When Kevin entered Punahou in seventh grade, he was too overwhelmed to try out for basketball among hundreds of kids who all looked bigger and all knew each other. “I cut myself from the team,” he says, and then watched practice every afternoon from the mound (where Wo International Center is today), waiting for his father to pick him up. “It’s still a big regret,” says Kevin. “But I learned you have to take some swings, even if you miss.”

He made the team the next season, and only by accident did volleyball enter the picture. Coach Chris McLachlin ’64, Kevin’s dad’s Punahou classmate, pulled Kevin out of freshman book day into volleyball tryouts. Everyone else sported the right gear and Kevin wore Sperry topsiders and an Izod collared shirt. “I was a fish out of water,” says Kevin, who made the team and by junior year clinched the 13th spot on the 13-member varsity squad.

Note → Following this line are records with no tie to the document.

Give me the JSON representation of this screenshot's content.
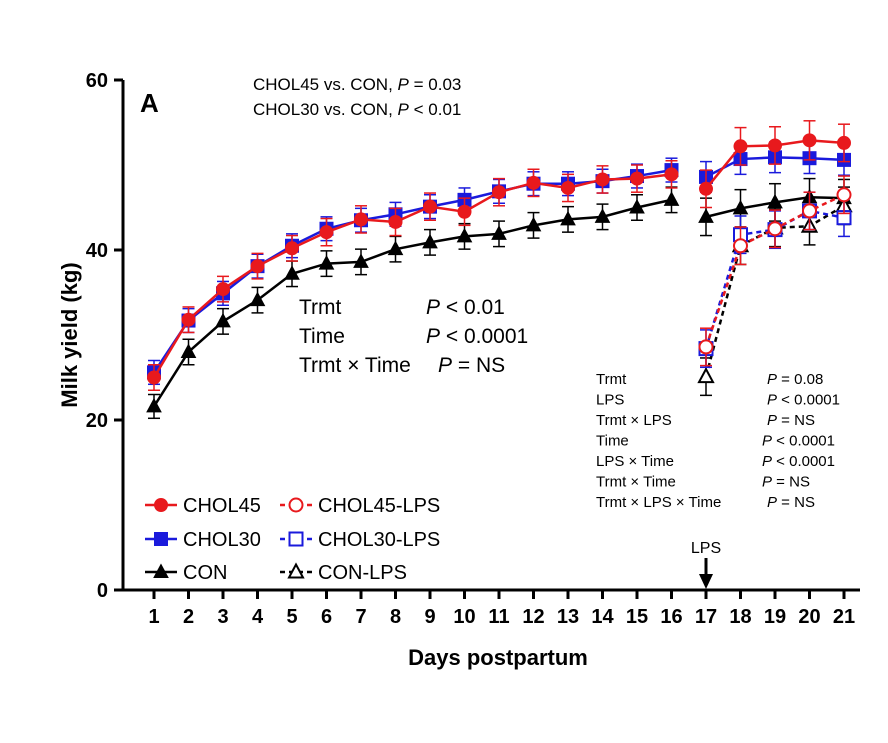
{
  "chart_data": {
    "type": "line",
    "panel_label": "A",
    "xlabel": "Days postpartum",
    "ylabel": "Milk yield (kg)",
    "x_ticks": [
      1,
      2,
      3,
      4,
      5,
      6,
      7,
      8,
      9,
      10,
      11,
      12,
      13,
      14,
      15,
      16,
      17,
      18,
      19,
      20,
      21
    ],
    "y_ticks": [
      0,
      20,
      40,
      60
    ],
    "xlim": [
      0.5,
      21.3
    ],
    "ylim": [
      0,
      60
    ],
    "top_annotations": [
      {
        "pre": "CHOL45 vs. CON, ",
        "p": "P",
        "post": " = 0.03"
      },
      {
        "pre": "CHOL30 vs. CON, ",
        "p": "P",
        "post": " < 0.01"
      }
    ],
    "mid_stats": [
      {
        "term": "Trmt",
        "p": "P",
        "value": " < 0.01"
      },
      {
        "term": "Time",
        "p": "P",
        "value": " < 0.0001"
      },
      {
        "term": "Trmt × Time",
        "p": "P",
        "value": " = NS"
      }
    ],
    "lps_stats": [
      {
        "term": "Trmt",
        "p": "P",
        "value": " = 0.08"
      },
      {
        "term": "LPS",
        "p": "P",
        "value": " < 0.0001"
      },
      {
        "term": "Trmt  × LPS",
        "p": "P",
        "value": " = NS"
      },
      {
        "term": "Time",
        "p": "P",
        "value": " < 0.0001"
      },
      {
        "term": "LPS × Time",
        "p": "P",
        "value": " < 0.0001"
      },
      {
        "term": "Trmt × Time",
        "p": "P",
        "value": " = NS"
      },
      {
        "term": "Trmt × LPS × Time",
        "p": "P",
        "value": " = NS"
      }
    ],
    "lps_marker": {
      "label": "LPS",
      "day": 17
    },
    "legend": [
      "CHOL45",
      "CHOL30",
      "CON",
      "CHOL45-LPS",
      "CHOL30-LPS",
      "CON-LPS"
    ],
    "series": [
      {
        "name": "CHOL45",
        "color": "#e8191d",
        "marker": "circle",
        "filled": true,
        "dashed": false,
        "segments": [
          {
            "x": [
              1,
              2,
              3,
              4,
              5,
              6,
              7,
              8,
              9,
              10,
              11,
              12,
              13,
              14,
              15,
              16
            ],
            "y": [
              25.0,
              31.8,
              35.4,
              38.1,
              40.2,
              42.1,
              43.6,
              43.3,
              45.1,
              44.5,
              46.8,
              47.9,
              47.3,
              48.3,
              48.4,
              48.9
            ],
            "err": [
              1.5,
              1.5,
              1.5,
              1.5,
              1.5,
              1.6,
              1.6,
              1.6,
              1.6,
              1.6,
              1.6,
              1.6,
              1.6,
              1.6,
              1.6,
              1.6
            ]
          },
          {
            "x": [
              17,
              18,
              19,
              20,
              21
            ],
            "y": [
              47.2,
              52.2,
              52.3,
              52.9,
              52.6
            ],
            "err": [
              2.2,
              2.2,
              2.2,
              2.3,
              2.2
            ]
          }
        ]
      },
      {
        "name": "CHOL30",
        "color": "#1a1adc",
        "marker": "square",
        "filled": true,
        "dashed": false,
        "segments": [
          {
            "x": [
              1,
              2,
              3,
              4,
              5,
              6,
              7,
              8,
              9,
              10,
              11,
              12,
              13,
              14,
              15,
              16
            ],
            "y": [
              25.6,
              31.7,
              34.9,
              38.1,
              40.5,
              42.5,
              43.5,
              44.2,
              45.1,
              45.9,
              46.9,
              47.8,
              47.8,
              48.1,
              48.7,
              49.4
            ],
            "err": [
              1.4,
              1.4,
              1.4,
              1.4,
              1.4,
              1.4,
              1.4,
              1.4,
              1.4,
              1.4,
              1.4,
              1.4,
              1.4,
              1.4,
              1.4,
              1.4
            ]
          },
          {
            "x": [
              17,
              18,
              19,
              20,
              21
            ],
            "y": [
              48.6,
              50.7,
              50.9,
              50.8,
              50.6
            ],
            "err": [
              1.8,
              1.8,
              1.8,
              1.8,
              1.8
            ]
          }
        ]
      },
      {
        "name": "CON",
        "color": "#000000",
        "marker": "triangle",
        "filled": true,
        "dashed": false,
        "segments": [
          {
            "x": [
              1,
              2,
              3,
              4,
              5,
              6,
              7,
              8,
              9,
              10,
              11,
              12,
              13,
              14,
              15,
              16
            ],
            "y": [
              21.6,
              28.0,
              31.6,
              34.1,
              37.2,
              38.4,
              38.6,
              40.1,
              40.9,
              41.6,
              41.9,
              42.9,
              43.6,
              43.9,
              45.0,
              45.9
            ],
            "err": [
              1.4,
              1.5,
              1.5,
              1.5,
              1.5,
              1.5,
              1.5,
              1.5,
              1.5,
              1.5,
              1.5,
              1.5,
              1.5,
              1.5,
              1.5,
              1.5
            ]
          },
          {
            "x": [
              17,
              18,
              19,
              20,
              21
            ],
            "y": [
              43.9,
              44.9,
              45.6,
              46.2,
              46.1
            ],
            "err": [
              2.2,
              2.2,
              2.2,
              2.2,
              2.2
            ]
          }
        ]
      },
      {
        "name": "CHOL45-LPS",
        "color": "#e8191d",
        "marker": "circle",
        "filled": false,
        "dashed": true,
        "segments": [
          {
            "x": [
              17,
              18,
              19,
              20,
              21
            ],
            "y": [
              28.6,
              40.5,
              42.5,
              44.6,
              46.5
            ],
            "err": [
              2.2,
              2.2,
              2.2,
              2.2,
              2.2
            ]
          }
        ]
      },
      {
        "name": "CHOL30-LPS",
        "color": "#1a1adc",
        "marker": "square",
        "filled": false,
        "dashed": true,
        "segments": [
          {
            "x": [
              17,
              18,
              19,
              20,
              21
            ],
            "y": [
              28.4,
              41.8,
              42.4,
              44.6,
              43.8
            ],
            "err": [
              2.2,
              2.2,
              2.2,
              2.2,
              2.2
            ]
          }
        ]
      },
      {
        "name": "CON-LPS",
        "color": "#000000",
        "marker": "triangle",
        "filled": false,
        "dashed": true,
        "segments": [
          {
            "x": [
              17,
              18,
              19,
              20,
              21
            ],
            "y": [
              25.1,
              40.5,
              42.6,
              42.8,
              45.2
            ],
            "err": [
              2.2,
              2.2,
              2.2,
              2.2,
              2.2
            ]
          }
        ]
      }
    ]
  }
}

It wasn’t easy sitting at “the end of the bench,” never starting a game and generally being what Kevin calls a “late bloomer.” But he believed in his long-term potential, and though it took years of dedication and perseverance before paying off, volleyball began to distinctly shape Kevin’s life.

When Scott entered Punahou in ninth grade, volleyball’s presence had long been cemented in his family. Scott had played volleyball with friends for years, coached by their dads while also competing for Outrigger Canoe Club. He had watched Kevin walk on at University of California, Los Angeles to become a three-time All-American, win two NCAA championships and then launch an eventual 15-year professional beach volleyball career. Scott was excited rather than daunted by Kevin’s success. “I could see it and say, ‘Hey, I can do better than he did!’” says Scott. “It made it easier to envision the path.”

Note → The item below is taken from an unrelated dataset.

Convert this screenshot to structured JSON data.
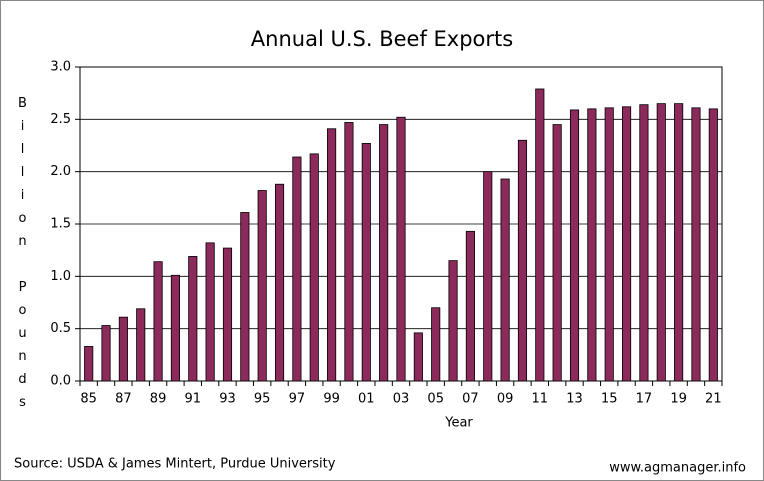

Ultimately, Scott was driven by a desire for mastery rather than sibling rivalry. “I loved it and it drove me to want more and more of winning and getting better,” he says. He earned steady success as a Punahou all-state player in volleyball and basketball, and then as a three-time All-American at volleyball powerhouse Pepperdine, where he holds the record for career digs.

Scott also played professional beach volleyball for seven years while earning a master’s in education at Loyola Marymount University. “I can’t sit still,” says Scott, who soon realized coaching, rather than teaching, best combined his interests. In 2005, he assisted Pepperdine’s Hall of Fame men’s coach Marv Dunphy for four seasons, and in 2010, he became the assistant to famed University of Hawai‘i wahine coach Dave Shoji.

Twenty years after Kevin left Punahou, he briefly crossed paths with Scott again back home. Kevin launched Spike and Serve volleyball clinics for Hawai‘i youths and adults, and transitioned from a 2000 Olympics spot into announcing for Pac-12 Network and NBC television broadcasts. (He also announces Punahou games.) Scott spearheaded the University of Hawai‘i women’s sand program and started a family. He intended to stay in Hawai‘i until Pepperdine called in 2014 and offered then 36-year-old Scott a head coaching position.

“My life couldn’t be planned for, but it was prepared for,” says Kevin, who still uses breathing and visualization strategies learned in former teacher and coach Mike Pavich’s sports mental preparation class. “Scott was the opposite – he was always ready to go.”

Both brothers say their parents’ support coupled with Punahou’s excellence and opportunities most shaped their expectations of themselves and their futures. “I had to set myself up for high-level performance,” says Scott, “in sports, in class and just as a person.”

And in turn, the brothers’ mutual, often surprising, successes have shaped the sport they love and learned at home. “Life always makes sense in reverse,” says Kevin.

Freelance writer and former Academy English teacher ChristineThomas Greenwell is married to Kevin Greenwell ’89 and mother of Finn ’29.